Strict guidelines for the use of pesticides
Responsible use of pesticides is essential for biodiversity and human health. We therefore require that our suppliers of own-label branded foodstuffs avoid using harmful pesticide active substances – even in countries where they are still actually legal.
International initiatives such as the Stockholm Convention (POP), the Rotterdam Convention (PIC), the Pesticide Action Network Dirty Dozen (PAN) and the World Health Organisation (WHO) define which pesticide active substances have to be graded as harmful. However, it is still legal to use them in some countries. For this reason, we have drawn up a Guideline on Pesticides and a negative list which is based on the requirements and recommendations of the above-mentioned initiatives. We thus prohibit all of our suppliers of own-label branded foodstuffs from using 113 harmful pesticide active substances. We regularly check that this guideline is being complied with and consistently place sanctions where there are violations. In addition, we actively support our suppliers in their implementation of improvement measures.

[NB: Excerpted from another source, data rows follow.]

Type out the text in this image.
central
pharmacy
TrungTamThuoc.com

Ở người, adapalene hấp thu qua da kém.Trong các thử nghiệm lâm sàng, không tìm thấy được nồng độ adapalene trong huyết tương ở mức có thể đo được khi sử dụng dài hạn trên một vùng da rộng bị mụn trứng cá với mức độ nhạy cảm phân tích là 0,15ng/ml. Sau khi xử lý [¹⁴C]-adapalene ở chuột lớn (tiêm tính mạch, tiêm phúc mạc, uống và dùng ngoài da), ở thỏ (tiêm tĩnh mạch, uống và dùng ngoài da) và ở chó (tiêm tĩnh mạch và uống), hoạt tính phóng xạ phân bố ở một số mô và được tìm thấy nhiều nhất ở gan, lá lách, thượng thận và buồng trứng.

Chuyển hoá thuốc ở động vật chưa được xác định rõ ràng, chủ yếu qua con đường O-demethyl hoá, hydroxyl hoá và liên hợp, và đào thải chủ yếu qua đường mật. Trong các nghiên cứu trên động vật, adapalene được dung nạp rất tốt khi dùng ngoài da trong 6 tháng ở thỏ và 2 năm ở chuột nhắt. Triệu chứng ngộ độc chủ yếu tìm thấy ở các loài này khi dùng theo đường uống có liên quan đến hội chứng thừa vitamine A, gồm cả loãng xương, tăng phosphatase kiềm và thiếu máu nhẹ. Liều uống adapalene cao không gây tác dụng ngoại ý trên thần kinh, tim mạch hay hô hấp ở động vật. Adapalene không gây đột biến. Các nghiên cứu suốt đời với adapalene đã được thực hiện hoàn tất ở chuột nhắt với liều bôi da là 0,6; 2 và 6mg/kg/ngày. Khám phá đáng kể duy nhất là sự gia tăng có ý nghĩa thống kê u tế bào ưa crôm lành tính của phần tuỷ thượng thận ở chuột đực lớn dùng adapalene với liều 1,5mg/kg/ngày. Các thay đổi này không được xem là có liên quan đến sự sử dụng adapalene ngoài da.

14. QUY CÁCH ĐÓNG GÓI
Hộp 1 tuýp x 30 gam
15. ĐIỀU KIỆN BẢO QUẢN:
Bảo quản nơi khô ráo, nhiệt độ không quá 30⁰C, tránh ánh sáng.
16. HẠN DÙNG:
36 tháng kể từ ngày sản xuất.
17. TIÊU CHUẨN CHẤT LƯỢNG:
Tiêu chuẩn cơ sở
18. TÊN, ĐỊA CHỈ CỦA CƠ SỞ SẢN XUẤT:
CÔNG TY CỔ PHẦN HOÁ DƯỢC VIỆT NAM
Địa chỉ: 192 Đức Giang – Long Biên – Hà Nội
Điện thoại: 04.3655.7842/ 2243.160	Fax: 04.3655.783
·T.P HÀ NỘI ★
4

Delisting of products that are dangerous to bees
Around one-third of the entire food production depends on pollination by wild and honey bees. As many of them are threatened with extinction across the world, we are committed to protecting them. That is why we evaluated our entire range to ensure that none of the products posed a threat to bees. If a product contained a pesticide agent that was listed as critical in Greenpeace’s Bees in Decline report, we removed it from our range at the start of 2015 or replaced it with an alternative that is not dangerous to bees. We are further continuing to develop a range of organic alternatives to chemical synthetic pesticides on an ongoing basis, which means we are going way beyond the legal provisions in place.
Fewer pesticides in fruit and vegetable cultivation
We are also taking active steps to reduce pesticide use in the conventional cultivation of fruit and vegetables. This involves, for example, supporting grape producers in Apulia and Sicily with workshops and long-term advice on how to implement organic pest control methods, which should gradually reduce the use of pesticides. This represents a key contribution to biodiversity in the area of grape plantations. Further, various projects of the Coop Sustainability Fund promote the implementation of cultivation methods using fewer pesticides, for example in the farming of white cabbage in Switzerland or rose production in Kenya.